Example: v = [R; G; B]; is a feature vector containing color components of a pixel or an object.
In a typical object recognition application, feature vector of a query object is compared with that of each object in a database to know how much the query object matches with each object in the database. There are many techniques to compare two feature vector. One of them is just the Euclidean distance between the feature vectors of two objects.
A feature vector is the one containing several different elements (features). The features may be associated to a pixel, a connected component or an object in an image. These characteristics can be viewed asthe functions that provide relevant informations.
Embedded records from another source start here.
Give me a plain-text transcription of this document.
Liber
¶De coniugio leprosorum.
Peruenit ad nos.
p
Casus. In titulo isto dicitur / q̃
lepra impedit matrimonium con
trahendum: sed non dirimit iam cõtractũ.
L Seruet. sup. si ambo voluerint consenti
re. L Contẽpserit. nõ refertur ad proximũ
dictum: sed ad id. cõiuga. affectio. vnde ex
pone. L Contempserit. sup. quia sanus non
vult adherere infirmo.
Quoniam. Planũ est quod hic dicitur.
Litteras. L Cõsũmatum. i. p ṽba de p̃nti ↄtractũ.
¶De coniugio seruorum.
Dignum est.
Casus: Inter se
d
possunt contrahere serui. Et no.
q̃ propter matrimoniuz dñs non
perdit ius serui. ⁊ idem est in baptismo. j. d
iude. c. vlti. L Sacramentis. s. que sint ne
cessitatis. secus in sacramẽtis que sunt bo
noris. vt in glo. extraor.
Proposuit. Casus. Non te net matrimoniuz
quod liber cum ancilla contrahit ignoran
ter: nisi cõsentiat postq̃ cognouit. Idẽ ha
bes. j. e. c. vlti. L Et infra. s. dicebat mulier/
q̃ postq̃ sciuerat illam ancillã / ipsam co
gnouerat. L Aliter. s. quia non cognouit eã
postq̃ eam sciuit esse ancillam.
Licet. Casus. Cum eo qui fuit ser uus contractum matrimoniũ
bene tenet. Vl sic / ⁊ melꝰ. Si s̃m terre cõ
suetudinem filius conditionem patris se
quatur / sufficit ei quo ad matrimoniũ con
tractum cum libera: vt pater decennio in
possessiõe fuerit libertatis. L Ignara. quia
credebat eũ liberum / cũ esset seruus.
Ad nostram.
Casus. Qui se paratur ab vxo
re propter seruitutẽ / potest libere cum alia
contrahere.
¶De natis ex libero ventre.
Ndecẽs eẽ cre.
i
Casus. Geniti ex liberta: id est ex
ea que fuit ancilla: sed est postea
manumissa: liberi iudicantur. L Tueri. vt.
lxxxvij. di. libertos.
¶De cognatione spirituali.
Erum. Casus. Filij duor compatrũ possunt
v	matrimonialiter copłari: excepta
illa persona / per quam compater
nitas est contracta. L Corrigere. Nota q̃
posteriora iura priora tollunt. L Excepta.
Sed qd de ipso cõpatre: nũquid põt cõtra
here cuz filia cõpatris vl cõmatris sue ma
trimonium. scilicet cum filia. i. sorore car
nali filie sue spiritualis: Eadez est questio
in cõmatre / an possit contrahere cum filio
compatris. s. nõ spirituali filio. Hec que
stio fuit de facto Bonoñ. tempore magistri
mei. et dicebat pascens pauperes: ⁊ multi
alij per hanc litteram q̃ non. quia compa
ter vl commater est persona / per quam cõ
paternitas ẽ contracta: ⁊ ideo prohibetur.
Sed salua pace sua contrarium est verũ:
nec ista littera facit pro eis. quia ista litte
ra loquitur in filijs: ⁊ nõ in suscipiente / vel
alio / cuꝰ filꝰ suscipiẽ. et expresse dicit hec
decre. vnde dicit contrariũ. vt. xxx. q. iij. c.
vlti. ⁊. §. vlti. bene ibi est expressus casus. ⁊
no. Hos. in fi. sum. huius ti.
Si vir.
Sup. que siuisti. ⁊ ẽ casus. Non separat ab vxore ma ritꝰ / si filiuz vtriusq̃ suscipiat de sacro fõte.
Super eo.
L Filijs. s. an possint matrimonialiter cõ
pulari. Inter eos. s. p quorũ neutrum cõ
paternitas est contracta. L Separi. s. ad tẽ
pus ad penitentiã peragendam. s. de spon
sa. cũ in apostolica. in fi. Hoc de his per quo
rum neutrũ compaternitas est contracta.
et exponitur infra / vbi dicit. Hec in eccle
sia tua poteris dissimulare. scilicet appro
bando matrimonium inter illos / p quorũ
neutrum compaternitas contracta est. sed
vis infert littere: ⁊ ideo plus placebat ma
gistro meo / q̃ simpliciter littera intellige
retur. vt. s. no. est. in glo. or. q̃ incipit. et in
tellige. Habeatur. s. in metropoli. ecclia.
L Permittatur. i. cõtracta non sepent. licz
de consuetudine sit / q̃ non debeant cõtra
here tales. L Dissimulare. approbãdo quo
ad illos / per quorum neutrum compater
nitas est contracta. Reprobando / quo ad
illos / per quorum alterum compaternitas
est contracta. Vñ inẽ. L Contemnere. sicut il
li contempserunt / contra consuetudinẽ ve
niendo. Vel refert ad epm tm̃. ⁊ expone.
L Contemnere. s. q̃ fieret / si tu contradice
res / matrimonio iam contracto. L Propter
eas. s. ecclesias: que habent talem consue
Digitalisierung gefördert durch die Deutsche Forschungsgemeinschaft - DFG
In most cases, these features are used in the treatments related to the classification and pattern recognition.
In the field of syntaxical image analysis, the examples of functions are usually colored components, length, area, compactness, amplitude and direction of the gradient.
in the case of segmentation some applications are simply interested in the pixel gray level value as a feature.
So the feature vector depends on what features are useful for the application. Some people calculate specific characteristics using image processing techniques and computer vision and some others simply use the intensities of the original pixels as features.
it is important to note that , any application implemented to solve a given problem needs the use of analytical tools, These latters require the handling features that may be intrinsic to the image or can be synthesized to establish a knowledge base for the processing algorithm.
All images stored matrix form, but if you extract all image or a section of images, you can convert this matrix to vector. (a matrix that have 1column and many row). In public, features of a image process and store in vector form, that we tell that: feature vector.
Features are measurable properties, distinguishing characteristic (in vectorial form) of the phenomena being observed. In the context of image processing it correspond to vectors representing color, texture, specral information, edge, different patterns, etc...
Feature vector is a collection of the important information that describe that object in the image , such as pixel intensities , mean, shape, edges , and so on..
lets more specific to image analysis, feature vector is the output of convolution of any filter with the input image to get some patterns/features of objects in image.